Credit: Oran Viriyincy / Flickr / Creative Commons

As California officials consider a public takeover of PG&E, the concept has already shown results in other places.

As wildfires sparked by downed Pacific Gas and Electric wires have burned across California in recent years, so has public outrage with the private utility giant.

Critics say PG&E has prioritized profits over system maintenance. A federal judge found the company increased investor dividends instead of removing trees that could pull down wires, while an audit found the company diverted $123 million earmarked for burying lines underground over the last 10 years. Gov. Gavin Newsome said the company had “been caught red-handed over and over again, lying, manipulating or misleading the public.”

The revelations are fueling calls for municipalization of the beleaguered utility. City leaders in San Jose and San Francisco are already exploring how to take over PG&E’s grid. Among those pushing for a statewide public system is Loretta M. Lynch, the former president of the California Public Utilities Commission, who recently told the Los Angeles Times, “Public power is generally cheaper, safer, cleaner — with some exceptions — and more reliable.”

Similar proposals, in some cases for entirely different reasons, are also moving forward in Boulder, El Paso, Pueblo, Chicago, Pittsburgh, Maine and elsewhere. 

The experience of communities where public utilities already exist suggests the model isn’t a panacea, but federal data from the U.S. Energy Information Association (EIA) does show municipal utilities generally are more reliable and have lower rates. Some in the industry, though, say they haven’t necessarily moved toward renewables or enacted more progressive policies faster than investor-owned utilities. 

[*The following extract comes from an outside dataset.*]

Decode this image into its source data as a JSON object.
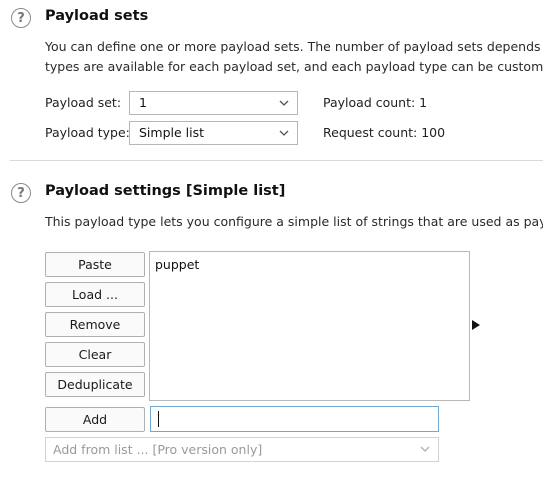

Still, supporters argue that public utilities are inherently better for ratepayers because they remove profit-driven investors from the equation. The model, therefore, is structurally geared toward the needs of the community it serves, which is why so many find it appealing, said Randy Knight, city manager of Winter Park, Florida. He led a municipalization effort in the Orlando suburb during the early 2000s. 

“Boulder wants to do it because of renewable energy, we wanted to do it to improve reliability and get underground, and some places do it because rates are high — the community decides why, but the beauty of community electric is that it’s a community choice,” he said. 

Public utilities serve about 14% of the nation’s customers, and public power supporters point to a wealth of data showing the utilities outperform their counterparts. An EIA analysis of its numbers found “municipal utility customers experienced the lowest instances of power outages in both frequency and duration” in 2016, though experts note that public utilities tend to operate in urban areas where it’s easier to maintain lines. EIA data examined by the American Public Power Association showed public utility rates are on average about 13% lower than those of investor-owned utilities.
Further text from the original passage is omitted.